You are missing the third table in the information provided (categories).

Also, it seems odd that you are doing a LEFT JOIN and then using the right table (which might be all NULLS) in the GROUP BY. You will end up grouping all of the non-matching rows together as a result, is that what you intended?

Finally, can you provide an EXPLAIN for the SELECT?

Harrison Fisk
I have added the third table, my system information and an Explain. Thanks!
Henk Denneboom

Harrison is right; we need the other table. I would start by adding an index on category_id to stats_id_category, though.

There is already an INDEX on category_id and stats_id (together). Or would it be better to seperate them?
Henk Denneboom
Either you're doing a search with an index's key or you're not. If you have a compound key, unless you're searching for both of those fields, it's not going to use the index.
+3  A: 

I see several WTF's in your query:

  1. You use two LEFT OUTER JOINs but then you group by the c.name column which might have no matches. So perhaps you don't really need an outer join? If that's the case, you should use an inner join, because outer joins are often slower.

  2. You are grouping by c.name but this gives ambiguous results for every other column in your select-list. I.e. there might be multiple values in these columns in each grouping by c.name. You're lucky you're using MySQL, because this query would simply give an error in any other RDBMS.

    This is a performance issue because the GROUP BY is likely causing the "using temporary; using filesort" you see in the EXPLAIN. This is a notorious performance-killer, and it's probably the single biggest reason this query is taking 17 seconds. Since it's not clear why you're using GROUP BY at all (using no aggregate functions, and violating the Single-Value Rule), it seems like you need to rethink this.

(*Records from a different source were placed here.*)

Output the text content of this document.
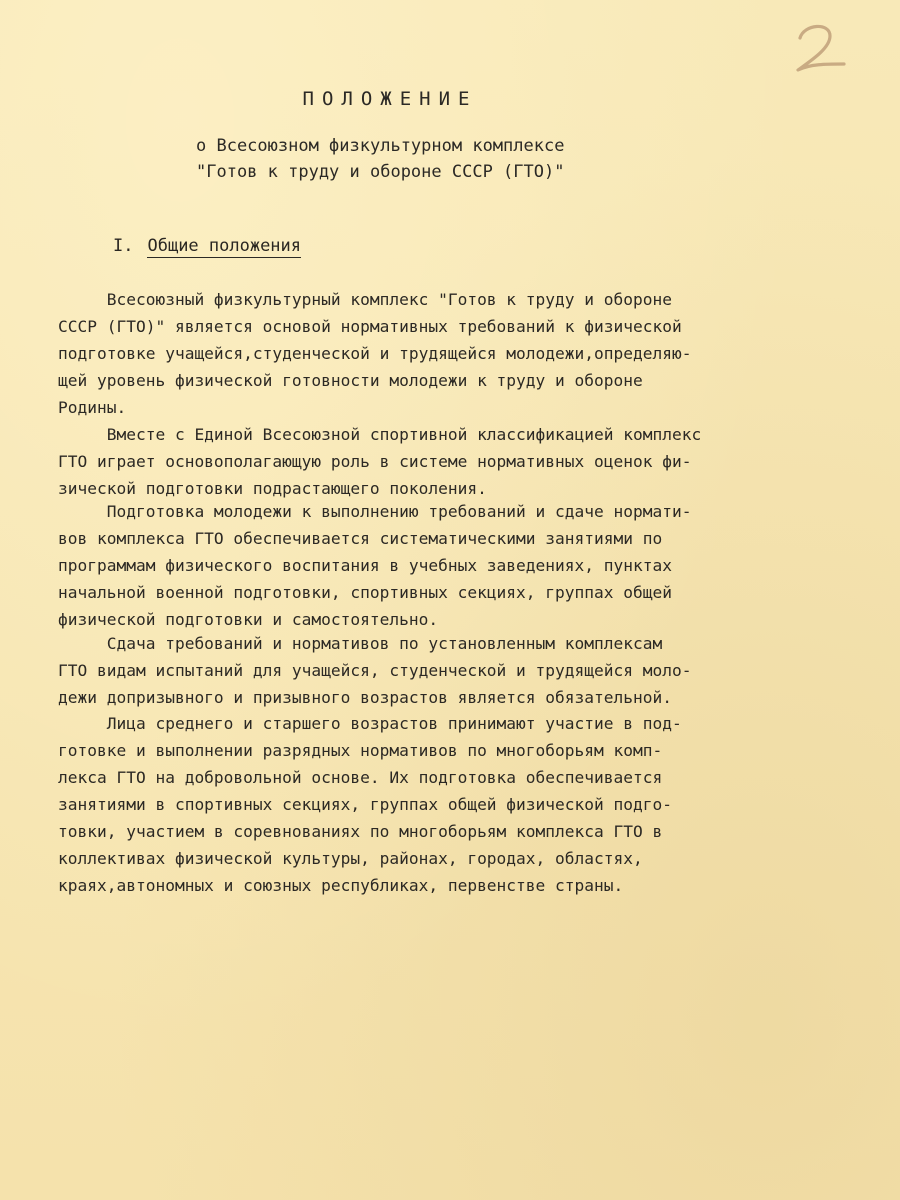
ПОЛОЖЕНИЕ
о Всесоюзном физкультурном комплексе
"Готов к труду и обороне СССР (ГТО)"
I. Общие положения
Всесоюзный физкультурный комплекс "Готов к труду и обороне
СССР (ГТО)" является основой нормативных требований к физической
подготовке учащейся,студенческой и трудящейся молодежи,определяю-
щей уровень физической готовности молодежи к труду и обороне
Родины.
Вместе с Единой Всесоюзной спортивной классификацией комплекс
ГТО играет основополагающую роль в системе нормативных оценок фи-
зической подготовки подрастающего поколения.
Подготовка молодежи к выполнению требований и сдаче нормати-
вов комплекса ГТО обеспечивается систематическими занятиями по
программам физического воспитания в учебных заведениях, пунктах
начальной военной подготовки, спортивных секциях, группах общей
физической подготовки и самостоятельно.
Сдача требований и нормативов по установленным комплексам
ГТО видам испытаний для учащейся, студенческой и трудящейся моло-
дежи допризывного и призывного возрастов является обязательной.
Лица среднего и старшего возрастов принимают участие в под-
готовке и выполнении разрядных нормативов по многоборьям комп-
лекса ГТО на добровольной основе. Их подготовка обеспечивается
занятиями в спортивных секциях, группах общей физической подго-
товки, участием в соревнованиях по многоборьям комплекса ГТО в
коллективах физической культуры, районах, городах, областях,
краях,автономных и союзных республиках, первенстве страны.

  3. You are grouping by c.name which doesn't have a UNIQUE constraint on it. You could in theory have multiple categories with the same name, and these would be lumped together in a group. I wonder why you don't group by c.id if you want one group per category.

  4. SELECT NULL AS stats: I don't understand why you need this. It's kind of like creating a variable that you never use. It shouldn't harm performance, but it's just another WTF that makes me think you haven't thought this query through very well.

  5. You say in a comment you're looking for number of visitors per category. But your query doesn't have any aggregate functions like SUM() or COUNT(). And your select-list includes s.domain and s.domain_id which would be different for every visitor, right? So what value do you expect to be in the result set if you only have one row per category? This isn't really a performance issue either, it just means your query results don't tell you anything useful.

  6. Your stats_id_category table has an index over its two columns, but no primary key. So you can easily get duplicate rows, and this means your count of visitors may be inaccurate. You need to drop that redundant index and use a primary key instead. I'd order category_id first in that primary key, so the join can take advantage of the index.

    ALTER TABLE stats_id_category DROP KEY stats_id, 
      ADD PRIMARY KEY (category_id, stats_id);

Now you can eliminate one of your joins, if all you need to count is the number of visitors:

SELECT c.id, c.name, c.parent_id, COUNT(*) AS num_visitors
FROM categories c
INNER JOIN stats_id_category sic ON (sic.category_id = c.id)
GROUP BY c.id;

Now the query doesn't need to read the stats table at all, or even the stats_id_category table. It can get its count simply by reading the index of the stats_id_category table, which should eliminate a lot of work.

Bill Karwin

I agree with Bill. Point 2 is very important. The query doesn't even make logical sense. Also, with the simple fact that there is no where statement means that you have to pull back every row in the stats table, which seems to be around 140000. It then has to sort all that data, so that it can perform the GROUP BY. This is because sort [ O(n log n)] and then find duplicates [ O(n) ] is much faster than just finding duplicates without sorting the data set [ O(n^2)?? ].